These issues have led the Menhaden Technical Committee and Stock Assessment Subcommittee to consider recommending that the ASMFC Menhaden Management Board conduct a new benchmark assessment as soon as possible, rather than using the critically flawed 2012 update for future management purposes.
Because the most recent data available is from 2008, the current health of the menhaden population is unknown. The next full benchmark assessment will not be available until 2015 at the earliest. Assessments are conducted in a three-year cycle , with each three year period ending in either an update assessment or a peer-reviewed benchmark assessment. 2011 was the end of a cycle resulting in an update assessment, which was released this year. Pew is suggesting that the ASMFC make severe cuts in the beginning of a new cycle when only a flawed update assessment is available.

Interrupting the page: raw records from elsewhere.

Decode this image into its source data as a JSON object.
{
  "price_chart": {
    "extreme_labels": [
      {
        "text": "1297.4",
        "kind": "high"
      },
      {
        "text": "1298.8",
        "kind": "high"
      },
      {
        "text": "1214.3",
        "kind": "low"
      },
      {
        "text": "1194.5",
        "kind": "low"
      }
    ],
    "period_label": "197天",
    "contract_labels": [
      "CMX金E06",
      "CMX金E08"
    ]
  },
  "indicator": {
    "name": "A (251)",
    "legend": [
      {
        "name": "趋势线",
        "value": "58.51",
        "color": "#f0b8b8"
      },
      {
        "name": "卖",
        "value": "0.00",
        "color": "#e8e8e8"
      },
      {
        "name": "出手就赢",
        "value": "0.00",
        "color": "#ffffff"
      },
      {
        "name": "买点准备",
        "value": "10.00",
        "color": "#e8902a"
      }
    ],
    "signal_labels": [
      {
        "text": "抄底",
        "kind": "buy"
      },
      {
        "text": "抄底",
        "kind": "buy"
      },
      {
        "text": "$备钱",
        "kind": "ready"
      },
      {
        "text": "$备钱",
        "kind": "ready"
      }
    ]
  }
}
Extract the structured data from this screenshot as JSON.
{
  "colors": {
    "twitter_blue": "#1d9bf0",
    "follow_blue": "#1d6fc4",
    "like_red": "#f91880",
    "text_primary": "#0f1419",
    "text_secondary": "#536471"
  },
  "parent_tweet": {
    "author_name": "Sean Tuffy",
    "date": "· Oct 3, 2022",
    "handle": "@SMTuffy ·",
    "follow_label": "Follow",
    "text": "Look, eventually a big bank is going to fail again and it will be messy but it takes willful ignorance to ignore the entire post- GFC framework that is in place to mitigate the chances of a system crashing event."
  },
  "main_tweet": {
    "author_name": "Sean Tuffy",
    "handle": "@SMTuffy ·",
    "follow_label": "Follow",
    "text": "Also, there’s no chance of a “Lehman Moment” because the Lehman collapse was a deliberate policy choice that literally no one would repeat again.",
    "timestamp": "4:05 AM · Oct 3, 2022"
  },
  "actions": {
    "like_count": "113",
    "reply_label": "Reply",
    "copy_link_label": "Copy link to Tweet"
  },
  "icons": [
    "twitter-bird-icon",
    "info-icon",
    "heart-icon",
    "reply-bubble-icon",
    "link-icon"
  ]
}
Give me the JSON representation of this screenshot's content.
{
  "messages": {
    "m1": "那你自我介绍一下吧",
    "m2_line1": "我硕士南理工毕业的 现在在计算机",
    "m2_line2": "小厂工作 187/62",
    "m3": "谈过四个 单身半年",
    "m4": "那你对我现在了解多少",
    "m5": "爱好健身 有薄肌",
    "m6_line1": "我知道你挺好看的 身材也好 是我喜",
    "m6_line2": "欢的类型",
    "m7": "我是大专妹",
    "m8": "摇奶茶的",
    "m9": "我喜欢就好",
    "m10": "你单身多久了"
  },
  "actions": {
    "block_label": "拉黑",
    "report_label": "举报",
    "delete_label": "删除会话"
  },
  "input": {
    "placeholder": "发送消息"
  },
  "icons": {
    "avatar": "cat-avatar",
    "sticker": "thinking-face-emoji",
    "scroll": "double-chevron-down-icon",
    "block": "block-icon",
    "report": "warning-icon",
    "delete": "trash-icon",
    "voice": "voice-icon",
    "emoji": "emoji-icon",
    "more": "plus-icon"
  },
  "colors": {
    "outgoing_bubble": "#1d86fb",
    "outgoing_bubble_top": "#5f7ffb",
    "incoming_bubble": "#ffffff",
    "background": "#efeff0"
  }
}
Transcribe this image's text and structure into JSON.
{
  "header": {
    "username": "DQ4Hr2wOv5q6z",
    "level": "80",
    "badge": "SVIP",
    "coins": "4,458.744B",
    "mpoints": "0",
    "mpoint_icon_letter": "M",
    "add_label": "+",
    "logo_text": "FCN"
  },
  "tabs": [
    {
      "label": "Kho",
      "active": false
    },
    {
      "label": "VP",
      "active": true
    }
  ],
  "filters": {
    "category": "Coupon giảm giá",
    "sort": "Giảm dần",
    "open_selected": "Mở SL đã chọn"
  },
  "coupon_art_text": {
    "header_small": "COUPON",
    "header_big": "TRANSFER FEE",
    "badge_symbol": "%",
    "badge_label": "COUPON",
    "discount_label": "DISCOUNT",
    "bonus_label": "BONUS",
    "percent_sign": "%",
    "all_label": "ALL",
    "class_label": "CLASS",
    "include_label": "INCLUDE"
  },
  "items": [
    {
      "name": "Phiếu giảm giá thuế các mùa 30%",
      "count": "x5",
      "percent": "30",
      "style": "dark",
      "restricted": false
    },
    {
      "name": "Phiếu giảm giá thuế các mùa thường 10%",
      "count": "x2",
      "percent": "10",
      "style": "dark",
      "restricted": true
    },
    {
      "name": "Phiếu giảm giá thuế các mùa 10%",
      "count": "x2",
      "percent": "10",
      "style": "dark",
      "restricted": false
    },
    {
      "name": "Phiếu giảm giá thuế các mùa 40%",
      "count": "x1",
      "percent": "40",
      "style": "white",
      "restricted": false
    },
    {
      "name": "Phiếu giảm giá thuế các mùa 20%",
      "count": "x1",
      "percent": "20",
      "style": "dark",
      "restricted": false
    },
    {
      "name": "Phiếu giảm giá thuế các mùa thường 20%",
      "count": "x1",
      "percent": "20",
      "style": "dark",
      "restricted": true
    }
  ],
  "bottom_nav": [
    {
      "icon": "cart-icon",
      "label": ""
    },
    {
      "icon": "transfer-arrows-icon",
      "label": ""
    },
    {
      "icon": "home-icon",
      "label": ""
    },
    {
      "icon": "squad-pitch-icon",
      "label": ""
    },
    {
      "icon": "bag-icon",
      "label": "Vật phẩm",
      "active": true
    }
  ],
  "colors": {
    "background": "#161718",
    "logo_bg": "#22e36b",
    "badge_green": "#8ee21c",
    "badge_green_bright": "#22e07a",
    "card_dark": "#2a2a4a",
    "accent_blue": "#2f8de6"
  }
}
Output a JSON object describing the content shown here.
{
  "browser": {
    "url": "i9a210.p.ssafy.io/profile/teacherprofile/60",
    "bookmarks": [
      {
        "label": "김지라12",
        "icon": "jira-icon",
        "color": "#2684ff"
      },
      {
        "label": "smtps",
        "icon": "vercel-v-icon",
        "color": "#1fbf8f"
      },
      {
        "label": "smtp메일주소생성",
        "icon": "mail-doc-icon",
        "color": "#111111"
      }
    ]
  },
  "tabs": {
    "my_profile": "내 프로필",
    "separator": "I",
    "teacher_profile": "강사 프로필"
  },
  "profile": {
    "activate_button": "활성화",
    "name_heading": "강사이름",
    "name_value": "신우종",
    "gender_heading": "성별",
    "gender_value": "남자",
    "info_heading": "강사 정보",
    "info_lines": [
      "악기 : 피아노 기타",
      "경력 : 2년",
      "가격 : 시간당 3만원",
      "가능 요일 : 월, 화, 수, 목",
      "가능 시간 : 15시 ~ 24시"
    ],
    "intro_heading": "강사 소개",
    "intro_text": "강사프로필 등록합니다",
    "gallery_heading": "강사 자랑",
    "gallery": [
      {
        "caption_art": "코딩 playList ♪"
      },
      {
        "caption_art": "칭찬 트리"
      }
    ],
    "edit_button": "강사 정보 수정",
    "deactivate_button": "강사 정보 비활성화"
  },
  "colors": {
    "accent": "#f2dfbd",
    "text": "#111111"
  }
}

Enacting regulations based solely on data that is either out of date or scientifically questionable does not serve the goal of good, science-based management, especially when the result will cause definitive economic harm to Virginia’s Northern Neck, home of the Atlantic menhaden reduction industry. A recent economic impact study conducted by the Virginia Institute of Marine Science highlighted the importance of the industry to this rural area of Virginia: the reduction fishery employs almost 300 people directly, and many more indirectly, and contributes more than $80 million in economic output to the Northern Neck. Without the reduction fishery, employment in the region would decrease by 8 percent and economic output by 14 percent. Enacting a new quota now could lead to a bad economic situation, and could be considered bad management with no science-based rationale for setting quotas and no recent, reliable stock assessment as a reference.
Citations:
Atlantic States Marine Fisheries Commission, “Stock Assessment Report No. 10-02 of the Atlantic States Marine Fisheries Commission Atlantic Menhaden Stock Assessment and Review Panel Reports ,” 2010
Atlantic States Marine Fisheries Commission, “Stock Assessment Report No. 10-02 of the Atlantic States Marine Fisheries Commission Atlantic Menhaden Stock Assessment and Review Panel Reports – Figure 8.4 Annual Fishing Mortality ,” 2010
Saving Seafood, Areas of Concern in ASMFC’s Atlantic Menhaden Assessment Update , 2012
Atlantic States Marine Fisheries Commission, “Menhaden SAS/TC Conference Call 5/29/12 ,” 2012
Kirkley, James E. “An Assessment of the Social and Economic Importance of Menhaden (Brevoortia tyrannus)(Latrobe, 1802) In Chesapeake Bay Region ,” 2011
Atlantic States Marine Fisheries Commission Menhaden Management Board, “Draft Proceedings of the Atlantic States Marine Fisheries Commission Menhaden Management Board ,” May 2, 2012
Sulikowski, James; Morgan, Alexia; Carlson, Amy; Butterworth, Doug, “Inferences from aerial surveys on the abundance of Atlantic menhaden from outside the normal fishery range : Implications for improved management of the resource ,” 2012,
NOAA FishWatch, “Overfishing vs. Overfished: The Same Thing? ” 2012
Thorson, James; Prager, Michael, “Better Catch Curves: Incorporating Age-Specific Natural Mortality and Logistic Selectivity ,” Transactions of the American Fisheries Society, 2011
Atlantic States Marine Fisheries Commission, “Atlantic Menhaden Stock Assessment Subcommittee Conference Call Summary ,” June 15, 2012
Wittman, Robert; Michaud, Michael, et. al., Letter to John V. O’Shea and Sam Rauch , April 9, 2012
NOAA Chesapeake Bay Office, “Menhaden Fact Page ”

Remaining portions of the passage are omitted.